EHRs were clearly not designed for the benefit of the patient or the doctor. As far as I know, there is no reliable scientific evidence that EMRs help to improve patient outcomes. And don’t believe a word of what the EHR companies tell you. Let’s just say they’ve learned to mutate the truth to their advantage.
“The EHR has not become a useful companion to physicians,” said Keith Martin, editorial director of Medical Economics. “It’s become a troublesome captor, holding doctors back rather than advancing them forward.”
I say “amen” to that!
What we’ve seen from EHRs so far is scary at best – horripilation-and-trembling scary.
To help overcome some of the fear, I have created an “EHR Top 10 Wish List.” It details what I would most like to see in future versions of EHRs—and I think my colleagues will agree:
1. It shouldn’t slow me down. Minimize extra mouse clicks, extraneous menus and confusing nonclinical stuff. If I can’t crank out a progress note in 2 minutes, forget it — your EHR is too damn slow.
2. Shorten the learning curve. Make using the EHR very intuitive. If I need to go to a special “training class for idiot doctors” to learn the thing, give me back my paper chart — your EHR is too abstruse.
3. It should be designed by and for doctors. It shouldn’t be geared toward bean counters, bureaucrats or “quality” metric analyzers. Let these folks all kindly retire to their ivory towers somewhere and stay out of my clinic.
4. It should provide access from anywhere on any device. I should be able to use my iPhone, my iPad, my PC or my Macbook. Get the thing to run on all operating-system platforms — even in the bathroom, if I want to get some important work done there.
5. It should communicate with other systems.

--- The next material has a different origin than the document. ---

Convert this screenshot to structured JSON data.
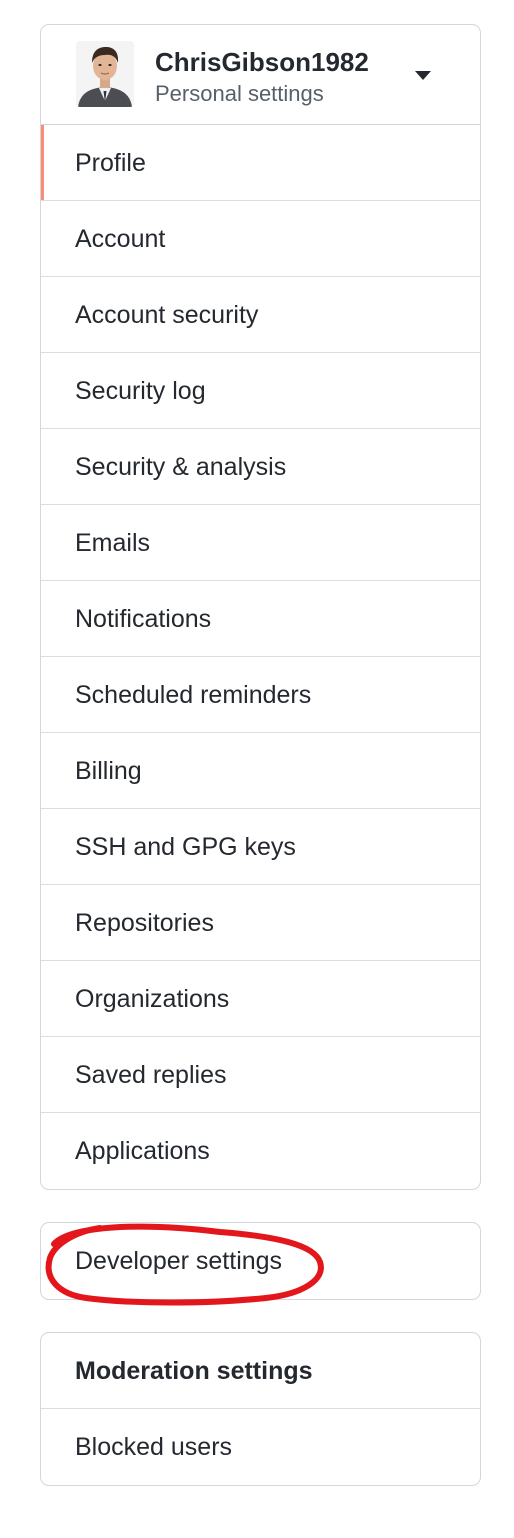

It should easily transfer information about the patient from one doctor to another in any file format desired — and translate that information into any language, even Farsi and Gangsta rap.

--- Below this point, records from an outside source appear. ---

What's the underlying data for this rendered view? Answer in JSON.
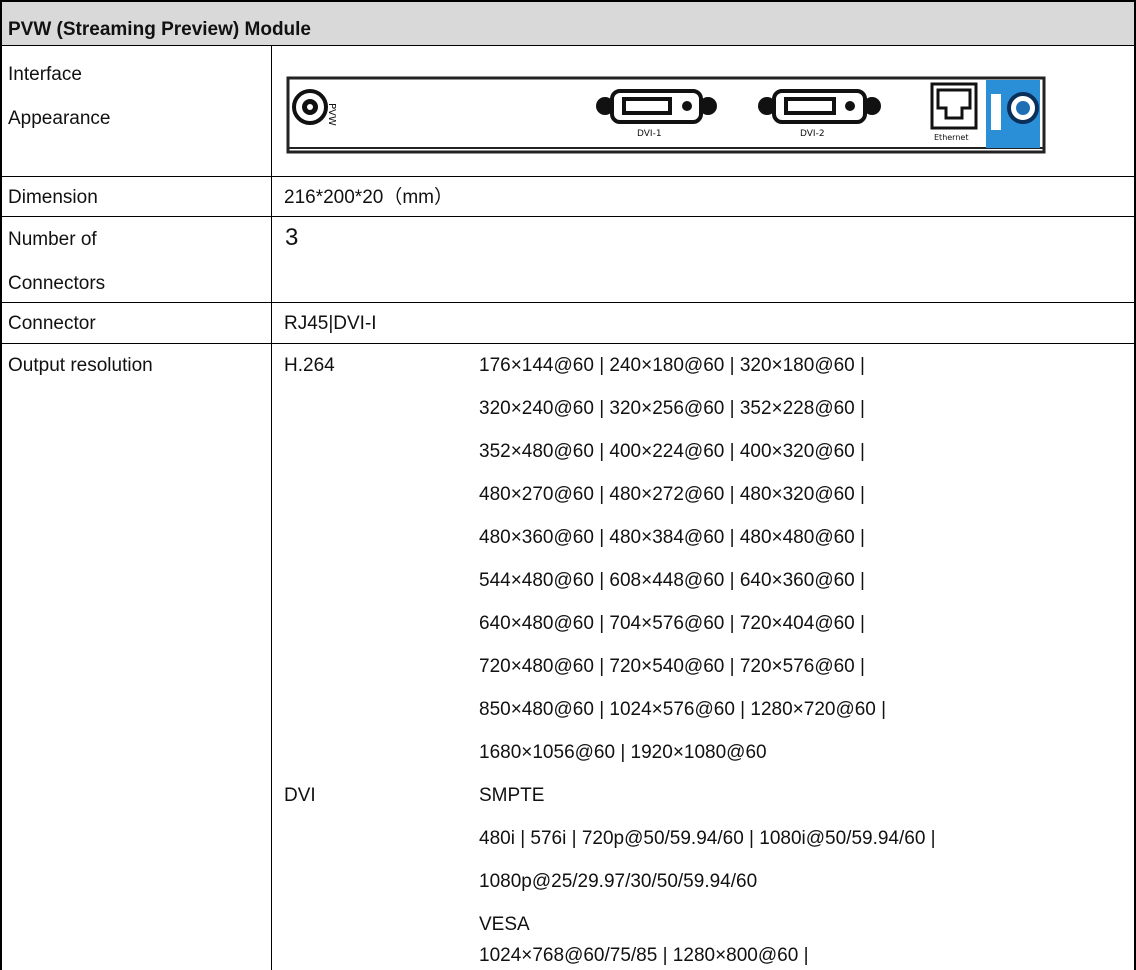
{
  "table": {
    "title": "PVW (Streaming Preview) Module",
    "rows": {
      "interface": {
        "label_line1": "Interface",
        "label_line2": "Appearance",
        "panel_marks": {
          "port1": "DVI-1",
          "port2": "DVI-2",
          "port3": "Ethernet",
          "side": "PVW"
        }
      },
      "dimension": {
        "label": "Dimension",
        "value": "216*200*20（mm）"
      },
      "connectors": {
        "label_line1": "Number of",
        "label_line2": "Connectors",
        "value": "3"
      },
      "connector": {
        "label": "Connector",
        "value": "RJ45|DVI-I"
      },
      "output": {
        "label": "Output resolution",
        "h264": {
          "label": "H.264",
          "lines": [
            "176×144@60 | 240×180@60 | 320×180@60 |",
            "320×240@60 | 320×256@60 | 352×228@60 |",
            "352×480@60 | 400×224@60 | 400×320@60 |",
            "480×270@60 | 480×272@60 | 480×320@60 |",
            "480×360@60 | 480×384@60 | 480×480@60 |",
            "544×480@60 | 608×448@60 | 640×360@60 |",
            "640×480@60 | 704×576@60 | 720×404@60 |",
            "720×480@60 | 720×540@60 | 720×576@60 |",
            "850×480@60 | 1024×576@60 | 1280×720@60 |",
            "1680×1056@60 | 1920×1080@60"
          ]
        },
        "dvi": {
          "label": "DVI",
          "lines": [
            "SMPTE",
            "480i | 576i | 720p@50/59.94/60 | 1080i@50/59.94/60 |",
            "1080p@25/29.97/30/50/59.94/60",
            "VESA",
            "1024×768@60/75/85 | 1280×800@60 |"
          ]
        }
      }
    }
  }
}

6. It should integrate all information in one place. Give me one easy menu that has it all — X-rays, MRIs, lab results, photos of patients and their interesting skin lesions and real-time stock market information. Make sure it contains a list of pharmaceutical reps offering free lunch this week.
7. Design it like a Mac. Make it simple and clean — not like a PC. Do auto updates only when I’m not using it. And don’t ever ask me to re-boot when I’m using the system. This is absolute anathema to any doctor alive!

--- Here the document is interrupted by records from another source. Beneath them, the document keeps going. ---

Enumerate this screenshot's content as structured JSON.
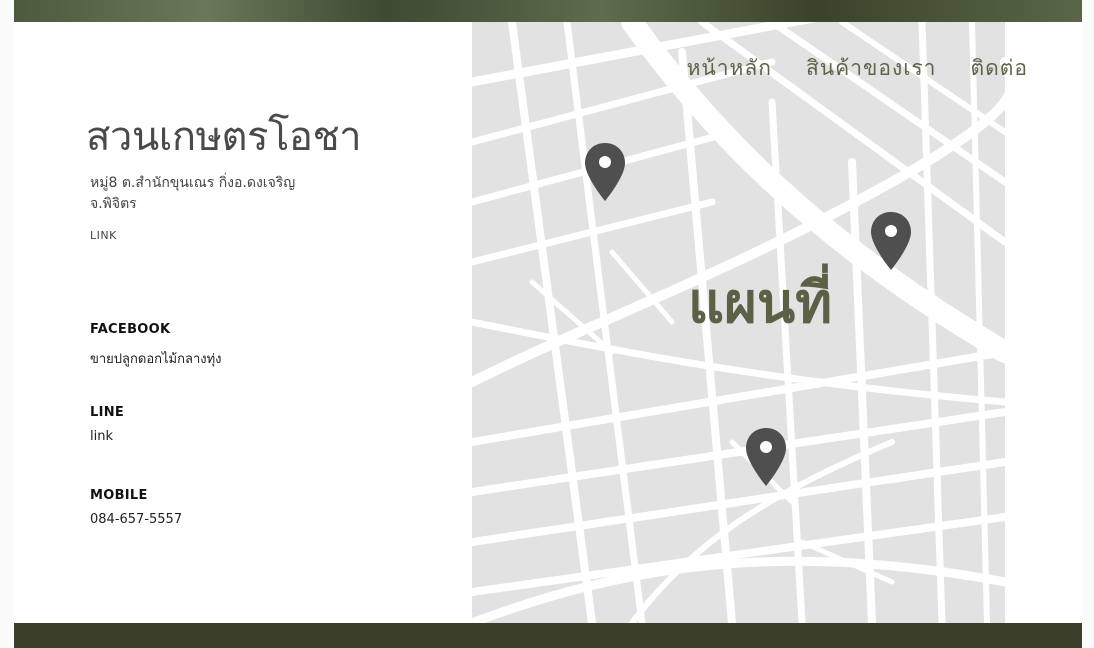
{
  "nav": {
    "home": "หน้าหลัก",
    "products": "สินค้าของเรา",
    "contact": "ติดต่อ"
  },
  "map": {
    "title": "แผนที่",
    "pin_icon": "map-pin-icon",
    "pin_color": "#4f4f4f",
    "street_color": "#ffffff",
    "block_color": "#e2e2e2"
  },
  "brand": {
    "name": "สวนเกษตรโอชา",
    "address_line1": "หมู่8 ต.สำนักขุนเณร กิ่งอ.ดงเจริญ",
    "address_line2": "จ.พิจิตร",
    "link": "LINK"
  },
  "contacts": {
    "facebook_label": "FACEBOOK",
    "facebook_value": "ขายปลูกดอกไม้กลางทุ่ง",
    "line_label": "LINE",
    "line_value": "link",
    "mobile_label": "MOBILE",
    "mobile_value": "084-657-5557"
  },
  "colors": {
    "accent": "#5d6548",
    "footer": "#3b3f29"
  }
}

8. Make it downtime-proof. Give the EHR redundant systems with emergency backup power supplies built in. Even if the entire electrical grid goes down, the system should keep running. Make it so that I never need to turn patients away because “our EMR is down” — not even during a tsunami or serious nuclear accident.
9. Incorporate the finest amenities. Integrate a world-class coffee and espresso maker into the EMR’s elegant design. And make my deluxe coffee supply impossible to “hack into” by roaming medical students and interns.
10. Make it economical. Price the EHR so that even solo-practitioner “dinosaurs” can afford it. It’s only software, after all.
Let’s face it. Doctors do the heavy lifting, not software geeks. And profits made by EHR companies are egregious and unconscionable given the sorry — and scary — state of their current product offerings.
On that, I believe we can all agree.